Far from DC battles, C-27 gets glowing reviews

Army users in Afghanistan say they're loving the Air Force's doomed junior airlifters.

The metaphorical C-27J battlefield has been mostly quiet since the skirmishes earlier this year over the Air Force’s plan to mothball its entire fleet. For all intents and purposes, the fight seems to be settled.

Air Force leaders heard the objections of Congress and Guard and Reserve airmen, but they were glancing at their watches and checking their BlackBerries under the table the whole time. Since then, they have apparently gone ahead with the first steps toward icing the C-27Js even without outside buy-in, as Defense News’ Marcus Weisgerber wrote this week.

On the real battlefield, however, far downrange in Afghanistan, the tale is different: An official Army story Monday, cited by Air Force Magazine’s Daily Report, depicts a little twin-engined airlifter that could, winning fans among the grunts who, once upon a time, were to have been its primary users. Here was the word from Richard Barker of the 25th Combat Aviation Brigade:

Since beginning operations in August 2011, two C-27J aircraft have been tactically controlled by the 159th and 25th Combat Aviation Brigades.  They have performed 67 airdrops and delivered more than 277 container delivery systems containing vital supplies such as food, water, blood and ammunition to special operations forces located in the unforgiving terrain of Afghanistan. The 25th CAB makes this support possible as a result of its solid understanding of soldiers’ needs and its tactical control of the C-27J aircraft that are operated by the 702nd Expeditionary Airlift Squadron.

Got the setup? Air Force birds under the tactical command of Army aviation units, resupplying Army troops forward. OK, here we go:

Maj. Craig Jayson, executive officer for 3rd Battalion, 25th Aviation Regiment, 25th CAB, says with the C-27J relieving his unit’s Chinooks, the unit has the opportunity to fly more missions to forward operating bases which the C-27J does not have access to.
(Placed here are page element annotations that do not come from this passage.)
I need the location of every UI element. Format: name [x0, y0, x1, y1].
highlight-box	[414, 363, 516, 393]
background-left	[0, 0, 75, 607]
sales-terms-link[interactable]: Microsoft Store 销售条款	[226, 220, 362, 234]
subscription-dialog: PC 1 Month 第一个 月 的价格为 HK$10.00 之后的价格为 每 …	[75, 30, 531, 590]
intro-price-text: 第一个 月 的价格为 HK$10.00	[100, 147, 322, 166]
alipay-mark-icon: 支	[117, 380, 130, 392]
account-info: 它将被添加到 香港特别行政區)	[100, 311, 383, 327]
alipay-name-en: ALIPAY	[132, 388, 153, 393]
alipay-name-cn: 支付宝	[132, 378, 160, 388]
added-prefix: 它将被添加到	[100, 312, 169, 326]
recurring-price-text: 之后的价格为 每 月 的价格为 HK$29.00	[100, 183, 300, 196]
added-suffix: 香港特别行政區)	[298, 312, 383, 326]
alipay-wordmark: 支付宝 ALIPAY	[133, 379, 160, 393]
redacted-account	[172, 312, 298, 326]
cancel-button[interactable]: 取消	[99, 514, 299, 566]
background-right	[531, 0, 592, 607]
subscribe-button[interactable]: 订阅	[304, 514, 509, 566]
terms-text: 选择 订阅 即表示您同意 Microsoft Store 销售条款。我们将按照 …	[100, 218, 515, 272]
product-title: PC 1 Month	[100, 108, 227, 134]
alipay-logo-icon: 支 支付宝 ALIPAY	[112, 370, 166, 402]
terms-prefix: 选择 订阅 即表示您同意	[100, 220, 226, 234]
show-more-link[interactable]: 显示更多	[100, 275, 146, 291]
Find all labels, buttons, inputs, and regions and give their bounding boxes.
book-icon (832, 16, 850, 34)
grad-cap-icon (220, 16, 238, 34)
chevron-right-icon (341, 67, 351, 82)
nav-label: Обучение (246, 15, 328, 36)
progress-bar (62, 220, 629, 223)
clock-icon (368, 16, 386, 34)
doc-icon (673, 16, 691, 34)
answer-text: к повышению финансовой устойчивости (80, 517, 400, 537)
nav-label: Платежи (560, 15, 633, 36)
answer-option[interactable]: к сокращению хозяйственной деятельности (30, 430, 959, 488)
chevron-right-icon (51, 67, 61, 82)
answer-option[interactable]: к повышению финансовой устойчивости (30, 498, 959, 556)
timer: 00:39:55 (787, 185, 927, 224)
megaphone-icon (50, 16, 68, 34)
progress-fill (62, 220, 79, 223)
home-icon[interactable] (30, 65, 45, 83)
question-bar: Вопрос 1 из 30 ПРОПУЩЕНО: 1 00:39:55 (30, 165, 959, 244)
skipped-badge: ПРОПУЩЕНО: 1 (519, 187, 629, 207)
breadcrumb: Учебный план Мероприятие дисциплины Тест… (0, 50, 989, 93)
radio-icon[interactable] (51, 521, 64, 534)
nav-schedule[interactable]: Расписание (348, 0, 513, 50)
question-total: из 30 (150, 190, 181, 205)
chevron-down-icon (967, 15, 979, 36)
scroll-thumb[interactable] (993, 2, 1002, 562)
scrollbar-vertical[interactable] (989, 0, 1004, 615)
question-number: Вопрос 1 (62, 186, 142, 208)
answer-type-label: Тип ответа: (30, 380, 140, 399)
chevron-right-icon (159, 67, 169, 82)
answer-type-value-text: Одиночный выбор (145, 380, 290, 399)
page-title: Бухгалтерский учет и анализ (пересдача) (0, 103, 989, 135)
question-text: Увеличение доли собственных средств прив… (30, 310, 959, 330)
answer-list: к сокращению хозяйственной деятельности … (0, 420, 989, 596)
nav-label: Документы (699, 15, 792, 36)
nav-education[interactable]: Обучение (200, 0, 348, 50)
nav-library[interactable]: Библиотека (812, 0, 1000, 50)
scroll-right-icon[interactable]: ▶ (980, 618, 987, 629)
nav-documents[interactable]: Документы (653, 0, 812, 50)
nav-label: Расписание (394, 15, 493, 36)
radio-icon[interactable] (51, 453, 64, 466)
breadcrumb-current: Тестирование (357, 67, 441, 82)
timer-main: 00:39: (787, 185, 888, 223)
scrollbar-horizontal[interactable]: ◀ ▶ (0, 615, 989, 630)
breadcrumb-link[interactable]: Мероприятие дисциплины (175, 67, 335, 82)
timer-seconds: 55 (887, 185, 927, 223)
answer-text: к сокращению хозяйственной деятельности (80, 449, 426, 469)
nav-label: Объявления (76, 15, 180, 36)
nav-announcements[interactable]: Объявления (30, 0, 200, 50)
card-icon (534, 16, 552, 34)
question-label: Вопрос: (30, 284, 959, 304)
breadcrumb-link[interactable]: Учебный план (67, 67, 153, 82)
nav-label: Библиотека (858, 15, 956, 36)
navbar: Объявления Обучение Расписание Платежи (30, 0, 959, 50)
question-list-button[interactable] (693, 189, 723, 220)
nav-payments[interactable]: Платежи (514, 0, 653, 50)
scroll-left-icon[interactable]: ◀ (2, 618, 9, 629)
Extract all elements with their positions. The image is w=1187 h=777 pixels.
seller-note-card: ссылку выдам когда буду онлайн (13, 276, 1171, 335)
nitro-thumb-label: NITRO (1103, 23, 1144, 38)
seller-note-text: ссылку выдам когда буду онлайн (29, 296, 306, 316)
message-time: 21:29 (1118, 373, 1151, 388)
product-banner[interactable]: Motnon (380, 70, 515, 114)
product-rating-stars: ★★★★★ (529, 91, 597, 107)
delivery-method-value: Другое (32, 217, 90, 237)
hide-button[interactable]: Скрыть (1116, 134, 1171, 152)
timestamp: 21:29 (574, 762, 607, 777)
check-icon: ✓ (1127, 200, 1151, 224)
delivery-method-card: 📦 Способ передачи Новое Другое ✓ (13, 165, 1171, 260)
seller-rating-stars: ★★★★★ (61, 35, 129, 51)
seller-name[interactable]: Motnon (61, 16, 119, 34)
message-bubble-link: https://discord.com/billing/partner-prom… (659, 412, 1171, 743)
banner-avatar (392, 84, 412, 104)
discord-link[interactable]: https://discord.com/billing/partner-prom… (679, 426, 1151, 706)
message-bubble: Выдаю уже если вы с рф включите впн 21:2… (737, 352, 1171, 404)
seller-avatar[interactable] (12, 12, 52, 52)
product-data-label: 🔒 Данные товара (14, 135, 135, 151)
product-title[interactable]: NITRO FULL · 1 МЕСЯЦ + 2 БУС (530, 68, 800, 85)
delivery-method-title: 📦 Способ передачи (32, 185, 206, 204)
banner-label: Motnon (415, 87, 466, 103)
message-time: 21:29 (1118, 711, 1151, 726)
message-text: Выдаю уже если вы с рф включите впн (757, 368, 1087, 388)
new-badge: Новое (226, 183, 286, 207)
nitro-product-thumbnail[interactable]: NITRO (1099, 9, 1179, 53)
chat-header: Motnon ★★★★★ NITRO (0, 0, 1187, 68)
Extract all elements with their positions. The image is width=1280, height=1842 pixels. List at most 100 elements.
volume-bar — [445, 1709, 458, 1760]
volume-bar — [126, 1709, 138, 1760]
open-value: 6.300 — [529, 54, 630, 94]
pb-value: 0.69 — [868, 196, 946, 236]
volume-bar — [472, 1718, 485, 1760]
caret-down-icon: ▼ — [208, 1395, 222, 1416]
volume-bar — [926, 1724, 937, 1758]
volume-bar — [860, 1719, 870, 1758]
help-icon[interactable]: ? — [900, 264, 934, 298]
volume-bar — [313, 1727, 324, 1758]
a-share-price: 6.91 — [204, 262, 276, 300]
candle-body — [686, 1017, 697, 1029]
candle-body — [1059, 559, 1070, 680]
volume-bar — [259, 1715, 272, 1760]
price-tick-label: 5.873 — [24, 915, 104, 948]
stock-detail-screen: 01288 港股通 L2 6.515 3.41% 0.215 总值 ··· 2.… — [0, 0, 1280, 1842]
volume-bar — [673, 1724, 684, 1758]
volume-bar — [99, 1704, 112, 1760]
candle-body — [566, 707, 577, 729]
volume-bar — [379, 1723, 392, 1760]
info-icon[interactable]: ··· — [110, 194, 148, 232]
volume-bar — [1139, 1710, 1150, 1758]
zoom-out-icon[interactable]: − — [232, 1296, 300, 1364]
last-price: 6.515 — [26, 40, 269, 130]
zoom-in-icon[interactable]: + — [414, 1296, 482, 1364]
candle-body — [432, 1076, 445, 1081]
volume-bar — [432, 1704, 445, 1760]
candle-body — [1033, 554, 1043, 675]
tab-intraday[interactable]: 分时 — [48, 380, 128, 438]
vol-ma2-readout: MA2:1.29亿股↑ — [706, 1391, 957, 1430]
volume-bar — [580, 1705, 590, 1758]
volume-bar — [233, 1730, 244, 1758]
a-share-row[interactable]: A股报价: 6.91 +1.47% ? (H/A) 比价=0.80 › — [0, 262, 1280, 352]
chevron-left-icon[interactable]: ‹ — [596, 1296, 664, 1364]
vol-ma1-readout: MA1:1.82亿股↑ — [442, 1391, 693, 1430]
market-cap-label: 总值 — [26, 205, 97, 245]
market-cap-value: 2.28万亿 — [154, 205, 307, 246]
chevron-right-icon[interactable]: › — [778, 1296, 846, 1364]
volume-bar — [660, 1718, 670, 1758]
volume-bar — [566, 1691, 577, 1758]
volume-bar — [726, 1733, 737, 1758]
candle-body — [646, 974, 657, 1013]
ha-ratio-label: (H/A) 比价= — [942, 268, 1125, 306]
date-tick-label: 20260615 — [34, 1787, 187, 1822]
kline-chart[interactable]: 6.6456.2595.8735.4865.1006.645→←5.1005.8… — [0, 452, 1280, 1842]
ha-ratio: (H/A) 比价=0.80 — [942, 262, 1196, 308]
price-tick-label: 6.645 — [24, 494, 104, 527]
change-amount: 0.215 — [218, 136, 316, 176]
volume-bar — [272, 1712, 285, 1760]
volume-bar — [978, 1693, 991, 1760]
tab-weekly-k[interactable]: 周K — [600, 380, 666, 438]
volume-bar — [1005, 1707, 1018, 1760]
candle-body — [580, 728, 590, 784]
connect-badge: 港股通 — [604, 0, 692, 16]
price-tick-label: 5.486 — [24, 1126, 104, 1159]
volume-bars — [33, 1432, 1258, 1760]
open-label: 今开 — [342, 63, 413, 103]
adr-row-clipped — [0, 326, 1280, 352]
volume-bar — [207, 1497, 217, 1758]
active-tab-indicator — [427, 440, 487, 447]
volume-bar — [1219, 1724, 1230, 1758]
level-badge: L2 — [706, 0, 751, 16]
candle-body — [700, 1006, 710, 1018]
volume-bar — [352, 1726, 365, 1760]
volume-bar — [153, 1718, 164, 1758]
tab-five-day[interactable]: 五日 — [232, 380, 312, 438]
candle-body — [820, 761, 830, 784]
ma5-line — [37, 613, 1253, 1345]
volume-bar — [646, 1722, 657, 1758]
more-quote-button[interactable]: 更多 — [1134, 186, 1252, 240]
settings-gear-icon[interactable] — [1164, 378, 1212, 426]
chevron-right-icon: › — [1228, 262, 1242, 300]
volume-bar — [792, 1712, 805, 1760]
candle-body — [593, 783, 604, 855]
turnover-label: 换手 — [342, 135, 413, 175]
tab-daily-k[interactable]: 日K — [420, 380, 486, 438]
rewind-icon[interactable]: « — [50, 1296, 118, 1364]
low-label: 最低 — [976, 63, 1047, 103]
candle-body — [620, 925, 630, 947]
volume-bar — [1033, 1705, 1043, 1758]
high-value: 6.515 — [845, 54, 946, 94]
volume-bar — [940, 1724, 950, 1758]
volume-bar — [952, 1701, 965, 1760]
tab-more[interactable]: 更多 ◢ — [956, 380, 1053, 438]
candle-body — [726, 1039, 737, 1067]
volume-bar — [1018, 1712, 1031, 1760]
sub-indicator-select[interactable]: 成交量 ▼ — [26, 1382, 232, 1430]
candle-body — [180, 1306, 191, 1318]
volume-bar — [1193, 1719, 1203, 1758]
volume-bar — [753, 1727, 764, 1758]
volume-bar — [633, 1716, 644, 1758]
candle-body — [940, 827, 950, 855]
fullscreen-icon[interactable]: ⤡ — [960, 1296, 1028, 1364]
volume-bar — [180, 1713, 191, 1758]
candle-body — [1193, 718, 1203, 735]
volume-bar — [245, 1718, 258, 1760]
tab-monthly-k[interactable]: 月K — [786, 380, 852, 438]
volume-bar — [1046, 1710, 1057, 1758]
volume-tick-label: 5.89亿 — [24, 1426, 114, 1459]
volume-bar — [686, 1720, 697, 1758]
“We can focus on picking up personnel and equipment that are lower priority and fulfill requests that are normally canceled due to lack of resources,” said Jayson. “Overall, the C-27J increases our flexibility and ability to support more customers in a single day.”

An increase in C-27J missions also decrease the costs associated with CH-47 missions as well.

“The hourly operational cost of a resupply mission using the Chinook is more than $7,500 an hour for the CH-47D and $9,000 an hour for the CH-47F,” said Jayson.

Based off Landrum’s calculations, the U.S. Army has saved $30 million by conducting missions with the C-27J instead of the CH-47 Chinook. When it comes to relieving the CH-47 Chinook with fixed wing assets, the C-27J seems to be the best choice over other fixed-wing options.

“The C-27J has all of the benefits of a fixed wing aircraft such as speed, altitude, payload capacity and range, yet also possesses the ability to conduct many mission sets similar to rotary winged cargo aircraft,” said Sgt. Maj. Ronald Graves, 25th CAB operations sergeant major.

Adding to the list of the C-27J’s benefits, Graves said the aircraft can operate in adverse weather and with limited visibility. Also the C-27J can land on a 2,400-foot dirt strip as opposed to the 3,000 feet a C-130 Hercules requires. Perhaps the biggest advantage the C-27J currently offers the Army is the fact it is tactically controlled by 25th CAB commander Col. Frank Tate. The tactical control gives him the flexibility to provide immediate support to soldiers on the battlefield.

“This relationship allows for quick and dynamic tasking, when required, which greatly increases our ability to deliver nearly anything, anywhere, in support of the soldier in the fight,” said Graves.

Back to the metaphorical battlefield: These are shots across the Air Force’s bow and it looks like the Army’s gunners have their ranges dialed right in. The “customers” of the 25th CAB are loving their C-27Js, and this story even stacks them against the bird the Air Force says can do the job just as well: Its C-130 Hercules. Meanwhile, the Army saves money and wear by flying its Chinooks strategically, hitting the bases where the Spartans can’t go.

Will this endorsement, from the very “warfighters” in whose name defense leaders always try to act, have any effect on the mothballization of the C-27Js? Probably not — this is a truth vacuum, a reality-distortion zone, and unless the Spartan’s allies in Congress unequivocally put their foot down, it looks like their ultimate departure remains certain.